Selon l’URSSAF, elle est réputée être utilisée conformément à son objet et exonérée de cotisations dans la limite de 10€ par mois. (pour un salarié effectuant une journée par semaine de télétravail). 20€ par mois si le salarié effectue 2 jours de télétravail par semaine, et ainsi de suite… La limite globale est donc de 50€ par mois. Aucun justificatif n’est nécessaire dans ce cas. Mais il faudra bien évidement prouver que le salarié est en télétravail.
Une allocation peut être fixée par jour. Dans ce cas, le montant journalier ne peut excéder 2,50 euros par jour, soit 55 euros par mois.
Enfin, si la convention collective, un accord professionnel ou de groupe, prévoit l’allocation forfaitaire, son montant ne peut excéder
- 13 euros par mois par jour de télétravail effectué par semaine,
- ou 3,25 euros par jour de télétravail dans le mois,
dans la limite de 71,50 euros.
En cas de versement dépassant ces limites, l’Urssaf ne pourra admettre l’exonération de cotisations et de contributions sociales que sur la base des justificatifs produits.
Impôt sur le revenu
Le Ministère de l’Economie et des Finances a indiqué le 2 mars 2021 que les allocations (indemnités, remboursements forfaitaires, remboursements de frais réels,..) versées par l’employeur au titre du télétravail à domicile en 2020 sont exonérées d’impôt sur le revenu. Voir notre article La déclaration de revenus des particuliers en 2022.
C’est à l’employeur d’indiquer ces éléments dans les informations transmises à l’administration. Les salariés, quant à eux, devront vérifier ces informations sur les déclarations pré-remplies au moment de déclarer leurs revenus.
Ces allocations forfaitaires sont exonérées dans la limite de 2,5 € par jour de télétravail à domicile. Le Ministère précise de plus que l’allocation sera présumée exonérée dans la limite annuelle de 550 € pour l’année 2020. Ce montant atteint 580 € pour l’année 2021.
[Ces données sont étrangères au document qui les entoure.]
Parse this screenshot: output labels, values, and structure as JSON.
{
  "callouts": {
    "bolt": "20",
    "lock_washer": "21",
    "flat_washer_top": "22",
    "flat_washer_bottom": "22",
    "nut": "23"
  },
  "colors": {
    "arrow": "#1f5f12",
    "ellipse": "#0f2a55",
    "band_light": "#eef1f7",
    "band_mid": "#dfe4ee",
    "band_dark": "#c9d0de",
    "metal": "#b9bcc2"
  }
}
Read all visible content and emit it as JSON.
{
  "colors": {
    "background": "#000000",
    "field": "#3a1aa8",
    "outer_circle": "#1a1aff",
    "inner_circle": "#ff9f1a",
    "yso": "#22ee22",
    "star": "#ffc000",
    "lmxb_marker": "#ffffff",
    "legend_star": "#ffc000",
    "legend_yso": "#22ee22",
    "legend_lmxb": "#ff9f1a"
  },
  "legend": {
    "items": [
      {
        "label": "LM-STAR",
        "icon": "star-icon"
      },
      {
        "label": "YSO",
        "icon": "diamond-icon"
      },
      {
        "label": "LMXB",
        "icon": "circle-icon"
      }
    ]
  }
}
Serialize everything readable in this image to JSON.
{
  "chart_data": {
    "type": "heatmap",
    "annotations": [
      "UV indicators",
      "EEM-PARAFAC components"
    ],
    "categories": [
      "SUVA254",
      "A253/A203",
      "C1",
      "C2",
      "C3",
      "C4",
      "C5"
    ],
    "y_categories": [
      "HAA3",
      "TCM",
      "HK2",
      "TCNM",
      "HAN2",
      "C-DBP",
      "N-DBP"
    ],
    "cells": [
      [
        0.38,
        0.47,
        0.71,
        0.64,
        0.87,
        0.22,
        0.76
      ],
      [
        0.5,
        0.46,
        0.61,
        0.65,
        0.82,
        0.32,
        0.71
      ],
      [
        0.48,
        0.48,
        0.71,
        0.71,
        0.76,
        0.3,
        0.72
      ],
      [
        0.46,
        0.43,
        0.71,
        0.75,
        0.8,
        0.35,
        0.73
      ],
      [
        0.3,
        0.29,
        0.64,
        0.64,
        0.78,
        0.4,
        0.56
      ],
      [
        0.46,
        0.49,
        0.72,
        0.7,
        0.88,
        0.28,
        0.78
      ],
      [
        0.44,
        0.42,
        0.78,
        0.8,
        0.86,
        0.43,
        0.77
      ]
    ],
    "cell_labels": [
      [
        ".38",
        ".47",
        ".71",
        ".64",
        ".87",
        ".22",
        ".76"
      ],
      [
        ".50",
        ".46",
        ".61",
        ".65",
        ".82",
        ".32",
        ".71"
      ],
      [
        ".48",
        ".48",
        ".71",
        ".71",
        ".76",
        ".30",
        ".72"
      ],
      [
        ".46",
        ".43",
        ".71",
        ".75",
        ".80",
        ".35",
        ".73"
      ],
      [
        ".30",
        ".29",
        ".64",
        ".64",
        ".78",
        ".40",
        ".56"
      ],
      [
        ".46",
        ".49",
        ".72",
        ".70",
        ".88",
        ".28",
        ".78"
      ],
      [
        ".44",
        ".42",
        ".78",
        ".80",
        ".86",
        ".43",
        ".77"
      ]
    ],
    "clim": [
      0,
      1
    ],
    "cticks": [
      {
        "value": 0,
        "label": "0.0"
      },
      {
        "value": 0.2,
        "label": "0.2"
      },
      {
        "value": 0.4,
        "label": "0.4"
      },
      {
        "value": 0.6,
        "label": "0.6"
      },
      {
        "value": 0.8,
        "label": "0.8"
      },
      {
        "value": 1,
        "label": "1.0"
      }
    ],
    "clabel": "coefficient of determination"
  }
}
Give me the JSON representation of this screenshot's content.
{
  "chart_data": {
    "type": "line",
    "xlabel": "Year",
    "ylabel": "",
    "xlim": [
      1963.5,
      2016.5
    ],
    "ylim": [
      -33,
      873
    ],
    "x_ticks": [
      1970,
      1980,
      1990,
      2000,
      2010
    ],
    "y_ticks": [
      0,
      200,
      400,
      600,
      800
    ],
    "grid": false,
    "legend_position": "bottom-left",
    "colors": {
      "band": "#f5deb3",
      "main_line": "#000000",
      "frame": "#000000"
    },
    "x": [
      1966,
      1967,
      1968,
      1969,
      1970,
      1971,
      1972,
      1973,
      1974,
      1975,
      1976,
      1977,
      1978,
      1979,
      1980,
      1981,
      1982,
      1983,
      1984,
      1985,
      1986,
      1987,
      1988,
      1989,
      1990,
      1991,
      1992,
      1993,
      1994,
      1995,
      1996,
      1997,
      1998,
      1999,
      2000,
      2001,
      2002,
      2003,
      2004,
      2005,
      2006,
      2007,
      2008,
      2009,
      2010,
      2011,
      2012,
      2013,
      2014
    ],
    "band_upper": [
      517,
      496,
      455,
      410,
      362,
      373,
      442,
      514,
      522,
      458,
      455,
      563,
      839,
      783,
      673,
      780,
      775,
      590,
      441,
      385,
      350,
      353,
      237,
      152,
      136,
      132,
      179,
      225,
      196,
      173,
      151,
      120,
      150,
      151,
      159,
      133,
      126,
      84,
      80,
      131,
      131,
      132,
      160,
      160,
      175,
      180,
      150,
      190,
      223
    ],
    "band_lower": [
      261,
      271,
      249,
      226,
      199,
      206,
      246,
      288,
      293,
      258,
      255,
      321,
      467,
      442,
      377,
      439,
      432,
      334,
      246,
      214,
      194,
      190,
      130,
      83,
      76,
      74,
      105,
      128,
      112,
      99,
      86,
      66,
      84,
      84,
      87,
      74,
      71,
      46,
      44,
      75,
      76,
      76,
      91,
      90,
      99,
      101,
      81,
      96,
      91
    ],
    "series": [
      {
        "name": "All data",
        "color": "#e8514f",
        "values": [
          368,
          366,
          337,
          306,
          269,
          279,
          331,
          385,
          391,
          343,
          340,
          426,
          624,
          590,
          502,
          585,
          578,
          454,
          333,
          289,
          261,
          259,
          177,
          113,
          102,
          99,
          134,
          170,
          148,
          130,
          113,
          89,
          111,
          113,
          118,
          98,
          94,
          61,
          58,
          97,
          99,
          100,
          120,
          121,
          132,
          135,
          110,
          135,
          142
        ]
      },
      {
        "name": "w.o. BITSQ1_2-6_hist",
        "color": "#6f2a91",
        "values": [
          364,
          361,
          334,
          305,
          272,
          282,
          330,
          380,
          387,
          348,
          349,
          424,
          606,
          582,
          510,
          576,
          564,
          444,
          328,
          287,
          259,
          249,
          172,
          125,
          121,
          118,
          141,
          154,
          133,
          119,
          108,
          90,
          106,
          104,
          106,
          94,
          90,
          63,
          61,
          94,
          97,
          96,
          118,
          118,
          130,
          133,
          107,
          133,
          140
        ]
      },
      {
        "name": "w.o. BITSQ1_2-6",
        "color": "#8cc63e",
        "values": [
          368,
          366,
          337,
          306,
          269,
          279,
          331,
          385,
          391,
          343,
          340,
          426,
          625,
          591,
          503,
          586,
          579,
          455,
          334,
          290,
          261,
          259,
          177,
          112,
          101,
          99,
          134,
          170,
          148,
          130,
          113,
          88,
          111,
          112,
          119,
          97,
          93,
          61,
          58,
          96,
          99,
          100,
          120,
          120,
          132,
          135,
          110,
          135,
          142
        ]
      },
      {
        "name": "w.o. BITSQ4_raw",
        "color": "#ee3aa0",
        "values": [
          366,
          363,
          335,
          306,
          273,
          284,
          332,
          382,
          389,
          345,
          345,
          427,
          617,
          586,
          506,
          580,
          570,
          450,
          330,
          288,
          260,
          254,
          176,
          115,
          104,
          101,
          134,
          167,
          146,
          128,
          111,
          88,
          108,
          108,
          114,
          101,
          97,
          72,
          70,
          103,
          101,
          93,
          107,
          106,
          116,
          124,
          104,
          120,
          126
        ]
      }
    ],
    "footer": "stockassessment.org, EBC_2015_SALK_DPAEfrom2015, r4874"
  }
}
Pour les salariés ayant opté pour la déduction des frais professionnels “au réel”, les frais engagés au titre du télétravail à domicile pourront se déduire dans la même limite. Cependant, si cela lui est plus favorable, le contribuable pourra les déduire pour leur montant exact. Les modalités de ces mesures seront disponibles prochainement sur le site www.impots.gouv.fr
Attention, il s’agit exclusivement des frais professionnels engagés au titre du télétravail à domicile. Les frais de trajet domicile travail et les frais de restauration ne sont pas concernés.